Syncing to Archival Storage

From CAC Documentation wiki
Jump to navigationJump to search

This is a user-level guide for syncing a directory to CAC Archival Storage using Globus.

Prerequisites

  • You know how to log into Globus.
  • You are a user of a CAC project with archival storage service enabled. In this document, <CACUser> denotes your CAC user name and <CACProject> denotes your CAC project name.
  • On the Linux host from where you want to run (either one time or regularly scheduled) sync commands, install Globus CLI client. The syncing script is a bash shell command so only Linux is supported.
  • Tip: If running the pip3 install globus-cli command works for you, you can skip the install Globus CLI client documentation altogether.
  • If the source directory is not located on an existing Globus Connect Server endpoint, install Globus Connect Personal for Linux, MacOS, or Windows on the host where the source directory is located.

Log into Globus using CLI

On the Linux host from where you want to run sync commands,

  • Log into Globus using Globus CLI:
 $ globus login
 Please authenticate with Globus here:
 ------------------------------------
 https://auth.globus.org/v2/oauth2/authorize?...........
 ------------------------------------
 
 Enter the resulting Authorization Code here: 
Copy and paste the URL https://auth.globus.org/v2/oauth2/authorize?........... into a web browser. Log into Globus as instructed in the web browser. After logging in, copy and paste the code back into the session where you ran the globus login command and press enter.
You have successfully logged in to the Globus CLI!

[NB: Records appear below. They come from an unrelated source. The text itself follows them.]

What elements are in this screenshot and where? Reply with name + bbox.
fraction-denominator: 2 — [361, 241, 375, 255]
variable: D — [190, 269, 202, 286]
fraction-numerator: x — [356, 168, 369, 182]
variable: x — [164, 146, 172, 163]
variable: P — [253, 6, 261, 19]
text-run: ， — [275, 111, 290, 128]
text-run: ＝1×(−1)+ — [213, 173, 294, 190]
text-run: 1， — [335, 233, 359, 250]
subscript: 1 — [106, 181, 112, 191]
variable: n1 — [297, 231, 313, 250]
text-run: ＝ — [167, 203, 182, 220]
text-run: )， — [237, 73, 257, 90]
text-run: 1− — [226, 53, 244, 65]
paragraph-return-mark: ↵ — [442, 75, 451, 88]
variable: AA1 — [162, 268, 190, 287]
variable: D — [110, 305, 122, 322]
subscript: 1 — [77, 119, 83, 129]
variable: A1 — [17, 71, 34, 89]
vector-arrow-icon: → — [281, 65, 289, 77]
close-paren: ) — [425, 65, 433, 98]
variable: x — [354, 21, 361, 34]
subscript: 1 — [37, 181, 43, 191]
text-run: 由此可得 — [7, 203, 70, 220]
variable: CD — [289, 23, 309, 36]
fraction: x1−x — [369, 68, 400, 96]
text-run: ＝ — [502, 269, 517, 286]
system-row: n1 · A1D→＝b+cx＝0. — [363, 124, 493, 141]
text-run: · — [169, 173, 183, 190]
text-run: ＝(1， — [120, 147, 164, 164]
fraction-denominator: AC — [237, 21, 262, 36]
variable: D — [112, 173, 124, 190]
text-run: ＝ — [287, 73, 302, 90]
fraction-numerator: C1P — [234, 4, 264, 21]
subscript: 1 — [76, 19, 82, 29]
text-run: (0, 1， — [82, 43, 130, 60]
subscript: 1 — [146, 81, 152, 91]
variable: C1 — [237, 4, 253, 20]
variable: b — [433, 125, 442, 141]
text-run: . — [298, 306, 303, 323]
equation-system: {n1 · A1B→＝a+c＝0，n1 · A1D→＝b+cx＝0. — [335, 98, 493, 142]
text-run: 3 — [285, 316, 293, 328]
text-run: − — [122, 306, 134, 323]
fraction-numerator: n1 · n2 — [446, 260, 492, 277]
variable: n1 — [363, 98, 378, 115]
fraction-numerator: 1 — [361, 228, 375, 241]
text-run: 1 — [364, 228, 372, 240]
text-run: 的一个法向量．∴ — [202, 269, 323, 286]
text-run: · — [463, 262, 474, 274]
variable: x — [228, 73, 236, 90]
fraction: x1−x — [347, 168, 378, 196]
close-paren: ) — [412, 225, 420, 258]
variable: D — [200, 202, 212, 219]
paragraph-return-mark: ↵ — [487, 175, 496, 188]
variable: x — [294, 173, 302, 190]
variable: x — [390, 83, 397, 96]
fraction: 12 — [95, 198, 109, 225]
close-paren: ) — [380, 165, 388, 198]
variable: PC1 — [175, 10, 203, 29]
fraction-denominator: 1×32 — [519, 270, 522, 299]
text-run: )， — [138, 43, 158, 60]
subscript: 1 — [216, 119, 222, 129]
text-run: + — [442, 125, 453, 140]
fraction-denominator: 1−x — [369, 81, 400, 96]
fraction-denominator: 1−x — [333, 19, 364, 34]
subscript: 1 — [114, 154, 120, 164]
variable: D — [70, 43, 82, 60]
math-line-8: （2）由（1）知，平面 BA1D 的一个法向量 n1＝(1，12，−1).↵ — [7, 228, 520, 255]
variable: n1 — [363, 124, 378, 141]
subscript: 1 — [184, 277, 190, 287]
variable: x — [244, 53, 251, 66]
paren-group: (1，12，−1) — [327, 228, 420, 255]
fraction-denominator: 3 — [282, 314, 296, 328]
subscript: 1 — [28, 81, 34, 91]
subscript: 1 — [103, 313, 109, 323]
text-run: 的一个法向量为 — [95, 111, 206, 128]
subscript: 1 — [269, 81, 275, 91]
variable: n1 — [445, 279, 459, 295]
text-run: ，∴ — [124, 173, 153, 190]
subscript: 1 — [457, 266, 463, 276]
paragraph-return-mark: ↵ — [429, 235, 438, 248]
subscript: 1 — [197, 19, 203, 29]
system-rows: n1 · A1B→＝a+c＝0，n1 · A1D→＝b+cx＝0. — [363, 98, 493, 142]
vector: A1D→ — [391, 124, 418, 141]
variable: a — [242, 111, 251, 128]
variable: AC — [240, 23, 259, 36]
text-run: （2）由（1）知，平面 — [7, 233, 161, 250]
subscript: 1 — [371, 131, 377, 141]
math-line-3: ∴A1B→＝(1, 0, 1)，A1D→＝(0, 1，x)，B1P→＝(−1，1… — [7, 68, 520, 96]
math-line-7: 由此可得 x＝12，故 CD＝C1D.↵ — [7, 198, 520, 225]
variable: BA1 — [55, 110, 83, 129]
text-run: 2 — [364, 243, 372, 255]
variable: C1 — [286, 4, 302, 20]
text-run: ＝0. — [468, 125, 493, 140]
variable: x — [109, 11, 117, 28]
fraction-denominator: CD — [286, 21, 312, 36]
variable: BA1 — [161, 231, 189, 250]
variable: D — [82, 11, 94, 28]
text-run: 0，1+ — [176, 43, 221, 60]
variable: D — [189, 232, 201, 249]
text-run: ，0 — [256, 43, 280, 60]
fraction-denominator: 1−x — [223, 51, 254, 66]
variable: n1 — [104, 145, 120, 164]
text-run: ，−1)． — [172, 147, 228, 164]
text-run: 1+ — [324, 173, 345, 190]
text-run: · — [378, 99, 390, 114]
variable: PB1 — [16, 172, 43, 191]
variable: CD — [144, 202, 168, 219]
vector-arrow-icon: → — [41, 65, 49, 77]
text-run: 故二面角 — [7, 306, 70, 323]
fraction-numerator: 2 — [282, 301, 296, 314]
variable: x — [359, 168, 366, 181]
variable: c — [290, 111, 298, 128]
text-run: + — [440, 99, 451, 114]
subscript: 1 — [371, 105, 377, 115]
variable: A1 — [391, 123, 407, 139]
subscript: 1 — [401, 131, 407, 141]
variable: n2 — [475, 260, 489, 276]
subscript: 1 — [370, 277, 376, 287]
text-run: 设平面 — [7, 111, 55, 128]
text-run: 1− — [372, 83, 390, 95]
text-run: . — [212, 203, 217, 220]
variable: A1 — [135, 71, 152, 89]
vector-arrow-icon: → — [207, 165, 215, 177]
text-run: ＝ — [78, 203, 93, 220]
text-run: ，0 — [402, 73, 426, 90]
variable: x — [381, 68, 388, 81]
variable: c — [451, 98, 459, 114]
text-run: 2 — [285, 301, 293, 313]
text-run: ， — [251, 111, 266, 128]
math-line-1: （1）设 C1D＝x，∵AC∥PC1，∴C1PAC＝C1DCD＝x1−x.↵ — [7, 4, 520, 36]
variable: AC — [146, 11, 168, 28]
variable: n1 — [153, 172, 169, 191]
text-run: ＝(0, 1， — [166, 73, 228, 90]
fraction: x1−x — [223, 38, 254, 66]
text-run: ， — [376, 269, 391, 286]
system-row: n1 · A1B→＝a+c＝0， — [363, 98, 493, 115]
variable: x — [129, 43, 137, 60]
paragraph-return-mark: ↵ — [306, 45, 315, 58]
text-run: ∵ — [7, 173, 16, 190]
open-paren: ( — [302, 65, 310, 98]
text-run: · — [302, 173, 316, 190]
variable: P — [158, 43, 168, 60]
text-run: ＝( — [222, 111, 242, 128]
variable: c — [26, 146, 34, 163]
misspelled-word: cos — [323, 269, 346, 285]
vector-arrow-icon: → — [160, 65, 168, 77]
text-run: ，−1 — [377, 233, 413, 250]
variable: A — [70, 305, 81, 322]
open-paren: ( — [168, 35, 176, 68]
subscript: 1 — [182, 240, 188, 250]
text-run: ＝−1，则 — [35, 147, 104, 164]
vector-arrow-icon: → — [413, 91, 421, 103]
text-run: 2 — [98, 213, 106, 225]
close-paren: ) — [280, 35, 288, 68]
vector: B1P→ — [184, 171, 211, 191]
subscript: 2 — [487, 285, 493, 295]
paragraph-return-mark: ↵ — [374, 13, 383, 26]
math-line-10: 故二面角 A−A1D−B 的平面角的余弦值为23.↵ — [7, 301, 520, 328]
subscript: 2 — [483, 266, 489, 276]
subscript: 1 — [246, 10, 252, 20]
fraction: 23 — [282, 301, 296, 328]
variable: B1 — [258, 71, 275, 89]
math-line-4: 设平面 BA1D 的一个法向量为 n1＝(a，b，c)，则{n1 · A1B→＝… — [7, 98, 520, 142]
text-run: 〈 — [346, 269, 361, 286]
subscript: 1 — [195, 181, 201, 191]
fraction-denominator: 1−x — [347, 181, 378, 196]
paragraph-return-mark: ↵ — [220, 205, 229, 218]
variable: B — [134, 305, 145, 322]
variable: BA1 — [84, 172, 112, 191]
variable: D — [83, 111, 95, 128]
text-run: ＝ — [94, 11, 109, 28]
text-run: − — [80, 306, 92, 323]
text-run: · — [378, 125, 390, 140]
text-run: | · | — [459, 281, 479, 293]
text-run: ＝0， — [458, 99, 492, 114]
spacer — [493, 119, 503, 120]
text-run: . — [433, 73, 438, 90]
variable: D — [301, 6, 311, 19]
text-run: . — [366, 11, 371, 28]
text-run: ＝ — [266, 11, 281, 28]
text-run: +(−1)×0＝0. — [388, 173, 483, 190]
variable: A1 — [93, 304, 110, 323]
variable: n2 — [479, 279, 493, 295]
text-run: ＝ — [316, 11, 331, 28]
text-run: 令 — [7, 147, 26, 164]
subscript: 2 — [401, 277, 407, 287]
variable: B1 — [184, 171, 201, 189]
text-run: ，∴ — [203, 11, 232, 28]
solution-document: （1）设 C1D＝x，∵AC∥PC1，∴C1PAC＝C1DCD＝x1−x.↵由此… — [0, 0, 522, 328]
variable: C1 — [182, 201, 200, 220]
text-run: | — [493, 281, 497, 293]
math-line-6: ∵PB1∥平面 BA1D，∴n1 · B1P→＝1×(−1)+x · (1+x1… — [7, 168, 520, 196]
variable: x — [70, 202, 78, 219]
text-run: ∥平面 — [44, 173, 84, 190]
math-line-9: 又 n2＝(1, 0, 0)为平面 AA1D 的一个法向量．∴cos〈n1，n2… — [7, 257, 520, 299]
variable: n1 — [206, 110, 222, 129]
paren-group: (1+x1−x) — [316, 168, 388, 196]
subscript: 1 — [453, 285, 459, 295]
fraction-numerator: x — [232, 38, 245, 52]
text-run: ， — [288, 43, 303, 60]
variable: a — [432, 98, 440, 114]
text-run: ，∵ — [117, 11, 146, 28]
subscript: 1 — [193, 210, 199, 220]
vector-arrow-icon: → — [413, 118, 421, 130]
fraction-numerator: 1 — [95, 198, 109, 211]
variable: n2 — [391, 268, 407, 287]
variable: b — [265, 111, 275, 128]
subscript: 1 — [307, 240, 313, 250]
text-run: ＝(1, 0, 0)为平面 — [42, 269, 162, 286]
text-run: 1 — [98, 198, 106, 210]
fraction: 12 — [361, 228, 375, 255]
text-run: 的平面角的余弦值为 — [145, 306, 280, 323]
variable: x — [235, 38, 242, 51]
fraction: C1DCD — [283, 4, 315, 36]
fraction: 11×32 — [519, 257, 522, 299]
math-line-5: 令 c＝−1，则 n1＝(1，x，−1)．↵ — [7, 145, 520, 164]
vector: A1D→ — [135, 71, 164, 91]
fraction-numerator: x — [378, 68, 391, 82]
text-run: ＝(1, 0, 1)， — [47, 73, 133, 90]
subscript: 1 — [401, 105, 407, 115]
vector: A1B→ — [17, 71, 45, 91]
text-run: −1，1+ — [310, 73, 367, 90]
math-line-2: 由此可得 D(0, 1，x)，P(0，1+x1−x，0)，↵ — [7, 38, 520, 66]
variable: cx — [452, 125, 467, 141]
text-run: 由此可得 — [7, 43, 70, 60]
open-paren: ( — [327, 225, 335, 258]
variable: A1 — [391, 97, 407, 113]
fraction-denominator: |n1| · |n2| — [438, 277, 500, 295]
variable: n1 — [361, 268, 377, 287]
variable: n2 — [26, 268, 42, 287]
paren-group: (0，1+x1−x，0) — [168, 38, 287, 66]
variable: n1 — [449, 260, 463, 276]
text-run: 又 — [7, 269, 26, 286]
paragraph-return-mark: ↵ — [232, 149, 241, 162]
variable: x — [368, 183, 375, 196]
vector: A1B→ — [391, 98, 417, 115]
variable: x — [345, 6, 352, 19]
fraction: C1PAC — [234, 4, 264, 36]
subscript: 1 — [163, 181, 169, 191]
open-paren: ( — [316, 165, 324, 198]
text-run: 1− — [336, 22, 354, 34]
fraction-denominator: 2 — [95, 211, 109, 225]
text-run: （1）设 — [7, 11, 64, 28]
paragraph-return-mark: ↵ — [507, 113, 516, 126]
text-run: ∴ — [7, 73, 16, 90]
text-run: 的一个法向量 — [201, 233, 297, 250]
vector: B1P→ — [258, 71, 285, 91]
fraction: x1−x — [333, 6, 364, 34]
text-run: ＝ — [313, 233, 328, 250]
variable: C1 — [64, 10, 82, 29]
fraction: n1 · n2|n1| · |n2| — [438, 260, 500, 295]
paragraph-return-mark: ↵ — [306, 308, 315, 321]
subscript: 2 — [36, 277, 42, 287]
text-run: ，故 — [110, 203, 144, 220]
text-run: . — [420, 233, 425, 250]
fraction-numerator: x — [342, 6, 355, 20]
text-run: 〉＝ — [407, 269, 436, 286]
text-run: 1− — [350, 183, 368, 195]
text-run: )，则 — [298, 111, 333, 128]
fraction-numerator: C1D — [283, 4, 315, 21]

You can check your primary identity with
  globus whoami

For information on which of your identities are in session use
  globus session show

Logout of the Globus CLI with
  globus logout
  • Verify you are logged into Globus using the globus whoami command and you should get your Globus ID in the output:
$ globus whoami
shl1@cornell.edu

Make a Shared Endpoint on CAC Archive

  • In a web browser, log into Globus. Under File Manager, go to cac#archive02 endpoint and navigate to /export/<CACProject>. If you'd like, make a new directory to which data will be copied from the source directory.

Configure the Source Endpoint

  • If your source directory is located on an existing Globus Connect Server endpoint, you will need to make it a shared endpoint just as you did for the destination directory on CAC Archive.
  • If the source directory is not located on an existing Globus Connect Server endpoint, install Globus Connect Personal for Linux, MacOS, or Windows on the host where the source directory is located. Start the Globus Connect Personal endpoint on the source host.

Locate Source and Destination Endpoints

  • Back in Globus CLI client, locate the IDs of source and destination endpoints using the globus endpoint search --filter-scope my-endpoints command:
$ globus endpoint search --filter-scope my-endpoints
ID                                   | Owner            | Display Name          
------------------------------------ | ---------------- | ----------------------
4c8b5dda-389e-11ea-9710-021304b0cca7 | shl1@cornell.edu | my_source_endpoint
606579ae-5b03-11e9-bf32-0edbf3a4e7ee | shl1@cornell.edu | cac_archive_endpoint   

Install the cli-sync.sh script

  • Download the cli-sync.sh script onto your Linux host.
  • Open cli-sync.sh file and modify the following variables with appropriate values:
  • SOURCE_ENDPOINT: ID of your source endpoint
  • DESTINATION_ENDPOINT: ID of your destination point
  • SOURCE_PATH: Should probably be "/"
  • DESTINATION_PATH: Should probably be "/"
  • SYNCTYPE: Read the comments in the script and decide carefully. checksum is the safest but slowest because it will make the destination host (CAC archive) to read the copied files from disk again to verify the checksum.
  • You now run cli-sync.sh script directly from the shell or as a cronjob for scheduled archival.